We then combined the two strands of analysis by considering the relative impact of recombination compared to mutation (r/m) in the core and non-core within different population sub-groups. This analysis demonstrated statistically significant variation in r/m between the population sub-groups, thus highlighting an association between molecular processes and phylogeography. Although these differences were far more striking when MGEs were considered, our data suggest broadly similar trends when these elements are excluded. Gene flow has previously been shown to be structured in bacterial populations [26, 27], and links have been drawn with shifts in epidemiological properties. For example, epidemic serogroup A Neisseria meningitidis, which has caused pandemic waves in sub-Saharan Africa , appears to be recombining at a lower rate than other serogroups, and it has been proposed that this may be due to the rapid spread of this clone . However, to our knowledge the current study represents the first attempt to consider how recombination varies within a single clone (which has emerged and globally disseminated in under 50 years), and within the context of a robust phylogeographic framework. Below, we discuss three broad (and non-exclusive) classes of explanation for this phylogeographical variation in recombination: time-dependence, variation in transmission associated with host movement, and changes in the bacterial genome.

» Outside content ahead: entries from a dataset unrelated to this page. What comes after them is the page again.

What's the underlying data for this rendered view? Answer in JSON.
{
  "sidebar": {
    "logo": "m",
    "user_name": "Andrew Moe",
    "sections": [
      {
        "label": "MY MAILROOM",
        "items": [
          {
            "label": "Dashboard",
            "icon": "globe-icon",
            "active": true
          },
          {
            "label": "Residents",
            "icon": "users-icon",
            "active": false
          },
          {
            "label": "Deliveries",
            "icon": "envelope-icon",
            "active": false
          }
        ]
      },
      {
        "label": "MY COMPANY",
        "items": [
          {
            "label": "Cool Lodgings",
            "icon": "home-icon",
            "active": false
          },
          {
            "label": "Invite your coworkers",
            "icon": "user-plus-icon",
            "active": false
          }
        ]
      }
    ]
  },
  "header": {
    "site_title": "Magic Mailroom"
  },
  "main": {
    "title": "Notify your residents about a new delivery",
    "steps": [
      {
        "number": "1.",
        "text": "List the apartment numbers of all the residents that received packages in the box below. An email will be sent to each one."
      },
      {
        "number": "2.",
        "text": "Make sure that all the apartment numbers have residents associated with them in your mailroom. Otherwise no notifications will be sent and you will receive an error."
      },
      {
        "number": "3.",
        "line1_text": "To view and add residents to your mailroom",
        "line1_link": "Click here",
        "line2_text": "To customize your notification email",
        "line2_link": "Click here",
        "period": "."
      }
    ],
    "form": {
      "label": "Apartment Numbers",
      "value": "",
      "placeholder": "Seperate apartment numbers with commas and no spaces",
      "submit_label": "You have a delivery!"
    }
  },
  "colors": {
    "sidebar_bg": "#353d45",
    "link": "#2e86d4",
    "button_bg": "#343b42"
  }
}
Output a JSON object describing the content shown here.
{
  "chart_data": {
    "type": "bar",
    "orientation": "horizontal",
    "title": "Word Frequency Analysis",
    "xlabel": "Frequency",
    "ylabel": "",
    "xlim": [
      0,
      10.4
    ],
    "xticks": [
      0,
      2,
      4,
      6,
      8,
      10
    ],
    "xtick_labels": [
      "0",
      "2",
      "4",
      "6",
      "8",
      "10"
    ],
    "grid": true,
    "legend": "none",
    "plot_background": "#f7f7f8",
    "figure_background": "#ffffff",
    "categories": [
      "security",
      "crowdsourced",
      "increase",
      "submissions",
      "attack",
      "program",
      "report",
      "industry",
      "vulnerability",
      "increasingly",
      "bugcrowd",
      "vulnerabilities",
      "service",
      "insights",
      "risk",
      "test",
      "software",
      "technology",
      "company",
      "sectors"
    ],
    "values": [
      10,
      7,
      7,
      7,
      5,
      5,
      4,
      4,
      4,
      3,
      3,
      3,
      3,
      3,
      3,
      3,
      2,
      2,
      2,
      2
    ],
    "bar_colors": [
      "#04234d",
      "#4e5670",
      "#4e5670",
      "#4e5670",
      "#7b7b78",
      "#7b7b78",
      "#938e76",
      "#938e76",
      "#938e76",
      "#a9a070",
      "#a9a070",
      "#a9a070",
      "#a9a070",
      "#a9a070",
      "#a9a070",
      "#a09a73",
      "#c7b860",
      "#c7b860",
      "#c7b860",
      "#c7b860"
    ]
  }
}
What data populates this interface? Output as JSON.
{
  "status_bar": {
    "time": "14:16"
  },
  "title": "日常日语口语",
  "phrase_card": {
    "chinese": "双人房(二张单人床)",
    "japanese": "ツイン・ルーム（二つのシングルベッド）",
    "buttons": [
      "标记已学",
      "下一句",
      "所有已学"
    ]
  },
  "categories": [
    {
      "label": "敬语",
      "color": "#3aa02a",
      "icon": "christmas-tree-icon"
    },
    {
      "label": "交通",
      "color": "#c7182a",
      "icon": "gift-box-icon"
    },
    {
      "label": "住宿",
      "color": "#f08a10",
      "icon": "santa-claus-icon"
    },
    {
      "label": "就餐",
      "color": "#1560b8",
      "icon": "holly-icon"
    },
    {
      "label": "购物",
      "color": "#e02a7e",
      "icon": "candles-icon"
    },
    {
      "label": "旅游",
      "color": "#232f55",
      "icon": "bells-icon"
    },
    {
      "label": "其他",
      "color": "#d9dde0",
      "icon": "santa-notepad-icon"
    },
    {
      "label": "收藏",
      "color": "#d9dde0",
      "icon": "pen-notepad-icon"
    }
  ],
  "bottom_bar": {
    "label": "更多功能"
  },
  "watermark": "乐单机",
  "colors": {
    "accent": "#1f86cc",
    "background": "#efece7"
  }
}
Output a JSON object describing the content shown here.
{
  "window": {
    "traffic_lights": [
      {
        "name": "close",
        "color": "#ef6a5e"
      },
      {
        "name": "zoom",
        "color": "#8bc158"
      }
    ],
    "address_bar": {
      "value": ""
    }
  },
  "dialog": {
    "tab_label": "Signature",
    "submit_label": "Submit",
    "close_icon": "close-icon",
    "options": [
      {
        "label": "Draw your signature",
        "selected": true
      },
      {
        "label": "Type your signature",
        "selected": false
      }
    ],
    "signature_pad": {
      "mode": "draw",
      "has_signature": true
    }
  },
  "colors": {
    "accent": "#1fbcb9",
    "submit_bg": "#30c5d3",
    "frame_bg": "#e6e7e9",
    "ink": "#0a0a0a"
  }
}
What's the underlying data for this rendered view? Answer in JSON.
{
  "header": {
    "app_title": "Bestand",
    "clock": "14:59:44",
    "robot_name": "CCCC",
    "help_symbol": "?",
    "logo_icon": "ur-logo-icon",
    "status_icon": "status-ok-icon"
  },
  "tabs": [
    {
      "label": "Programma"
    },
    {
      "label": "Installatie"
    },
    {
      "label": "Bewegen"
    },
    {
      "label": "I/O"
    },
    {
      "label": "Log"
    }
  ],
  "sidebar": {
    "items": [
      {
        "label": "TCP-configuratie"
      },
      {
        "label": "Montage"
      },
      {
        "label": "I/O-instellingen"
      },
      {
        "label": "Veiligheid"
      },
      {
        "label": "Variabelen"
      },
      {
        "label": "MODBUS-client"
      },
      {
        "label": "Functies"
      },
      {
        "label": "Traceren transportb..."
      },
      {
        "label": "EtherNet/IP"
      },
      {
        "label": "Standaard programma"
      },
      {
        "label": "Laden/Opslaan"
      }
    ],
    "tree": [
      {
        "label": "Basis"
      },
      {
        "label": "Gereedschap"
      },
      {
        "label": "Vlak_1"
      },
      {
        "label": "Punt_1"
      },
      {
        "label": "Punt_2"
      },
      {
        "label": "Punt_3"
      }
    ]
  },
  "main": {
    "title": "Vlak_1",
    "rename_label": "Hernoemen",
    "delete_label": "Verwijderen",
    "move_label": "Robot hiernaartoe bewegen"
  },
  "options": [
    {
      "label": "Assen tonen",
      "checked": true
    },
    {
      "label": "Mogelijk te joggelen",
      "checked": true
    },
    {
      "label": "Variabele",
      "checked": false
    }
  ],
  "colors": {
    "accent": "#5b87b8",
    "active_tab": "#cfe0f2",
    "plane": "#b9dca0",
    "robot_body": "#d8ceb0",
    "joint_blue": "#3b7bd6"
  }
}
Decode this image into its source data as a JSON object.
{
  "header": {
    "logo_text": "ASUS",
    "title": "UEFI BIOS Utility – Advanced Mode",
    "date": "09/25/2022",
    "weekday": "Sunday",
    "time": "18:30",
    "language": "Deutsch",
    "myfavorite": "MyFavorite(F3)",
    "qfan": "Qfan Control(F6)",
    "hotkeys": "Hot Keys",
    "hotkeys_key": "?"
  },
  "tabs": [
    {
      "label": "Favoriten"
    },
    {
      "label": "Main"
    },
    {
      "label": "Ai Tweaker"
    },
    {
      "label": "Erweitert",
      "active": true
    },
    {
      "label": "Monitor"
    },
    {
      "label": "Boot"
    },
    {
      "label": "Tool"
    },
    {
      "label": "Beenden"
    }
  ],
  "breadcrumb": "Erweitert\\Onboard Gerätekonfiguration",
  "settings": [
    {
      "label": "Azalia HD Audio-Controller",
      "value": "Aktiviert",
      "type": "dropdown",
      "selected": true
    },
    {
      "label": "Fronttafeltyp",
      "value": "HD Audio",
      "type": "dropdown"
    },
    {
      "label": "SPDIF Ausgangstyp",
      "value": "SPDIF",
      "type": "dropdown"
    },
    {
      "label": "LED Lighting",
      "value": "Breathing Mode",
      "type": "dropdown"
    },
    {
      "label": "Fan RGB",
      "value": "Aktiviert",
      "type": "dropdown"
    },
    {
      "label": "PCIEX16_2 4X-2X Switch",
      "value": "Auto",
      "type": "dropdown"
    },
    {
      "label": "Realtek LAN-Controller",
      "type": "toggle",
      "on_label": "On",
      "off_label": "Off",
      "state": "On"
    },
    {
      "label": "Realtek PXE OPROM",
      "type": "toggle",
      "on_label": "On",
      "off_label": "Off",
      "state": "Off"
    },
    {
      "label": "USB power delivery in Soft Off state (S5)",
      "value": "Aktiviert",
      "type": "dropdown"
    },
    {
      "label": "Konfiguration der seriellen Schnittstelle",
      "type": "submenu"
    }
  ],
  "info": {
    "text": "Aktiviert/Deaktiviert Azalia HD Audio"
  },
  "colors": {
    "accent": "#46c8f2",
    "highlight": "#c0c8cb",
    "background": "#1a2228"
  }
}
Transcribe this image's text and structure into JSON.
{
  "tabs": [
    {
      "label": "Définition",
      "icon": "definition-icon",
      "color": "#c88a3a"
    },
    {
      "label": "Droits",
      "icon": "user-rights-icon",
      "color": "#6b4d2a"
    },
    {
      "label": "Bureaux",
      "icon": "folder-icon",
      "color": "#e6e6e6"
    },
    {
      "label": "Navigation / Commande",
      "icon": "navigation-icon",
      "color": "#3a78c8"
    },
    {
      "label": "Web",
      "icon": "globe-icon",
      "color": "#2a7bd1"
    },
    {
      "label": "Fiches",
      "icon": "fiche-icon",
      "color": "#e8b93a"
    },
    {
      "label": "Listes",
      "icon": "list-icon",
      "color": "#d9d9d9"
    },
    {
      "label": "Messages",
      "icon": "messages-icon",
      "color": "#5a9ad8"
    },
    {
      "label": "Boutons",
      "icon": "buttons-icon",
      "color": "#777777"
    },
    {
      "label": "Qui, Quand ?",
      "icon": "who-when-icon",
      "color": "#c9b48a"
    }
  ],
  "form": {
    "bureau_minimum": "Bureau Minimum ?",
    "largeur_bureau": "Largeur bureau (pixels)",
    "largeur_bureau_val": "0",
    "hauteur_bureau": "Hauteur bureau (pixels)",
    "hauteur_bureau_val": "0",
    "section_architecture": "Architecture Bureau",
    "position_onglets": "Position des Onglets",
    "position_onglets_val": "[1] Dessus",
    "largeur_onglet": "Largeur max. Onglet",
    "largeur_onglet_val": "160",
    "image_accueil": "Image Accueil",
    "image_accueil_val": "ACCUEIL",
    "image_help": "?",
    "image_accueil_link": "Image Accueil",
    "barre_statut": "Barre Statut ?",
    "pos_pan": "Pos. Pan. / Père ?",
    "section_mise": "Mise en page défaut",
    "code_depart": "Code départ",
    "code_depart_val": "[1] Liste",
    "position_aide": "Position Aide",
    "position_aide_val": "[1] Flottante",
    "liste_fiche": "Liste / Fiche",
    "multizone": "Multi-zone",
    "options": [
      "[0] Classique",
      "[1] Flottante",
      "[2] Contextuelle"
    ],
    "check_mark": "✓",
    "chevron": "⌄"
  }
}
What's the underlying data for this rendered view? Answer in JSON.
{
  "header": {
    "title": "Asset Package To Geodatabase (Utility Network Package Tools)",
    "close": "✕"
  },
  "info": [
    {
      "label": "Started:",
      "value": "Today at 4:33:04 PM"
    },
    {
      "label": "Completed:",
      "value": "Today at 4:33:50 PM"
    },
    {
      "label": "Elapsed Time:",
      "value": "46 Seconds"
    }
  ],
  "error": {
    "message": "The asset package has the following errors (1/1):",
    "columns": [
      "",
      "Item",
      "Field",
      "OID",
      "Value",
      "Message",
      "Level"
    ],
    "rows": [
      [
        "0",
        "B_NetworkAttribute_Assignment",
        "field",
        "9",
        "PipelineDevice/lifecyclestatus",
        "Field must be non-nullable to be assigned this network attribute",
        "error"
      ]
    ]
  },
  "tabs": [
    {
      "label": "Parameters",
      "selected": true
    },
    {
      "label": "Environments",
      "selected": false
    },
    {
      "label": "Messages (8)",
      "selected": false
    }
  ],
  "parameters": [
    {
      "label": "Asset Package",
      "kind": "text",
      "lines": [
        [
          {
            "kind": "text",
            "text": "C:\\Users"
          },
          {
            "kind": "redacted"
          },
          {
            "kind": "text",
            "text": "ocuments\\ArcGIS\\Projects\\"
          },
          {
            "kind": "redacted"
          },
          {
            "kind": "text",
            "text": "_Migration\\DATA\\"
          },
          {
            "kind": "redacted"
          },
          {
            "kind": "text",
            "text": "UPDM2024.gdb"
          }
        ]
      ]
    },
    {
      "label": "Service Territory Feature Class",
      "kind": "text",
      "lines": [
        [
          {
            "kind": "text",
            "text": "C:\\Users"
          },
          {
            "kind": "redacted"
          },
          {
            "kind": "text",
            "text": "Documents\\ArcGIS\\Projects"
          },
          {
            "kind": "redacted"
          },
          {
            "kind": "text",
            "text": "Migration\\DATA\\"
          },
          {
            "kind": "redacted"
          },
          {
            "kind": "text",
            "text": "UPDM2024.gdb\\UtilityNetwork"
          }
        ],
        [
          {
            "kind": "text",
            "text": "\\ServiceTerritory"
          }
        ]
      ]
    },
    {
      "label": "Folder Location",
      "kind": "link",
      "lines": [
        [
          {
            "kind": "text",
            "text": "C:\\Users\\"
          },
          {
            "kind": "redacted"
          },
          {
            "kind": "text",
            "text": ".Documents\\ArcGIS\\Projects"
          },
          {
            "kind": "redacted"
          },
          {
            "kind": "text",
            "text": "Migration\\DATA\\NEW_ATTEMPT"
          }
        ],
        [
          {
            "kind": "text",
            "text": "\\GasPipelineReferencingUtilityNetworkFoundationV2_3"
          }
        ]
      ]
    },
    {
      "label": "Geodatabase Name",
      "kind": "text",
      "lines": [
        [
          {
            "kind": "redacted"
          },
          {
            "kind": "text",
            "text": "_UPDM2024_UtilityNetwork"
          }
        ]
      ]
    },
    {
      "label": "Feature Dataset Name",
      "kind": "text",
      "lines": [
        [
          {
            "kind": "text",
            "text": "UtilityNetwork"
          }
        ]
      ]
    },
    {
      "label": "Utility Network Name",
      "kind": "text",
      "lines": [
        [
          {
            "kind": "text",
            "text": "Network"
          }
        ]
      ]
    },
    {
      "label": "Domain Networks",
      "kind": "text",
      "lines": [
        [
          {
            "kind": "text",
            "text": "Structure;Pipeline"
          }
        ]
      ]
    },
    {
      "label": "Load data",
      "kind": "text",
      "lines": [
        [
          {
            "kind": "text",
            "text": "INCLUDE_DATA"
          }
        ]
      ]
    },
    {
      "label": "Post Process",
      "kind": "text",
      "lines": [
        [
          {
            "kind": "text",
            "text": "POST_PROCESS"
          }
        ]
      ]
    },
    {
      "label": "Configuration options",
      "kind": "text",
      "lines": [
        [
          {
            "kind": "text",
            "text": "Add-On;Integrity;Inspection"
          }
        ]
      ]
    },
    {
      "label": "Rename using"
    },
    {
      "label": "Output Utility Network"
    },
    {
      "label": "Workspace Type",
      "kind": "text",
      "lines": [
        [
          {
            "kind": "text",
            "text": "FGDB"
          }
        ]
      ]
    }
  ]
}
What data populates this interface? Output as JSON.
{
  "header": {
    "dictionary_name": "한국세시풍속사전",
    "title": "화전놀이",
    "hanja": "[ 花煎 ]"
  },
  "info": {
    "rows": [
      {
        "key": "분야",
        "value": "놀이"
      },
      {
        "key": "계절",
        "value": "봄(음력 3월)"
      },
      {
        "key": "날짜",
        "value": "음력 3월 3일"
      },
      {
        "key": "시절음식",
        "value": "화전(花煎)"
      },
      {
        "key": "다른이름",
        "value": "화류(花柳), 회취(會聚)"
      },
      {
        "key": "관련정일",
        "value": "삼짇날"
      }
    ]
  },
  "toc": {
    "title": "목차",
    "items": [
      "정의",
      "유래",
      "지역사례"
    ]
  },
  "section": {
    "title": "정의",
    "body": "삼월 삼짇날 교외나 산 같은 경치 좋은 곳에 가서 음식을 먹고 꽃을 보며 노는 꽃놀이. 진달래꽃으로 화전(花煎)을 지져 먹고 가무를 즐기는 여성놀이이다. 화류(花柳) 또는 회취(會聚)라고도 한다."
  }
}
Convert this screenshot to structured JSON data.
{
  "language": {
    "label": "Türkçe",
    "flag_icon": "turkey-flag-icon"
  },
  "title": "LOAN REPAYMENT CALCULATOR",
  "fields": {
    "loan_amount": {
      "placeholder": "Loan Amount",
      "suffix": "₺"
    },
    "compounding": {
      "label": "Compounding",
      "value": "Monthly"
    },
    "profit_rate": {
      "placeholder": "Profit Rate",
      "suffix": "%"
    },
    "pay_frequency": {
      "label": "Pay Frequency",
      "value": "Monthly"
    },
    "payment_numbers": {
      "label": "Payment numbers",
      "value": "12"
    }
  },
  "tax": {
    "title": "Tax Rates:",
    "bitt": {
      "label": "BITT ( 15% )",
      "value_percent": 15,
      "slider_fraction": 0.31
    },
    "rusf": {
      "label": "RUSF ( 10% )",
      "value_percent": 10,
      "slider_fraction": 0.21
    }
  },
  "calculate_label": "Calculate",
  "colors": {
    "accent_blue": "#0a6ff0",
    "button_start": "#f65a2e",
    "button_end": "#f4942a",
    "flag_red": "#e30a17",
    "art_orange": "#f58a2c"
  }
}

Regarding the possibility of time-dependence, we consider if there are any a priori expectations that a very recently emerged local population should show lower rates of recombination (relative to mutation) than a more established one. A nascent population expanding from a single founder event will initially contain very low levels of diversity. If recombination mostly occurs within the clone, the statistical detection of recombination events within a sample drawn from a very recently emerged population will prove problematic, and detectable levels of recombination should increase over time as diversity accumulates in the population. This then might explain the decrease in r/m associated with the founder events from Eastern Europe into Turkey and within Turkey to Izmir (Figure 5c,d). An important caveat is that this argument assumes very limited recombination between ST239 and other S. aureus lineages carried asymptomatically on the skin or in the anterior nares. ST239 is multiply antibiotic resistant, and generally very rarely observed outside of the hospital environment (with the notable exception of a recently described variant in Russia ). Further, at least 90% of the hospital-acquired MRSA within Turkey correspond to this clone ; thus, this ecological specialism of ST239 may limit the opportunities for recombination with other lineages. Genetic factors such as sequence divergence and the presence of lineage-specific restriction modification systems have also been proposed to impact on the relative rates of recombination within and between lineages [31, 32]. On the other hand, it is also clear that recombination between different S. aureus lineages does occur occasionally, the hybrid genome of ST239 being a striking example .
It is also interesting to speculate as to whether differences in the selective consequences of recombination and de novo mutation might be playing a role, as this might also result in a time-dependent effect. For example, if de novo mutations were, on average, more selectively deleterious than recombination events, then these would be preferentially purged over time and the r/m would increase. In support of this, we have recently shown that the variation imported by recombination is largely synonymous , hence possibly less likely to be deleterious than a de novo non-synonymous mutation that has not passed through a selective filter.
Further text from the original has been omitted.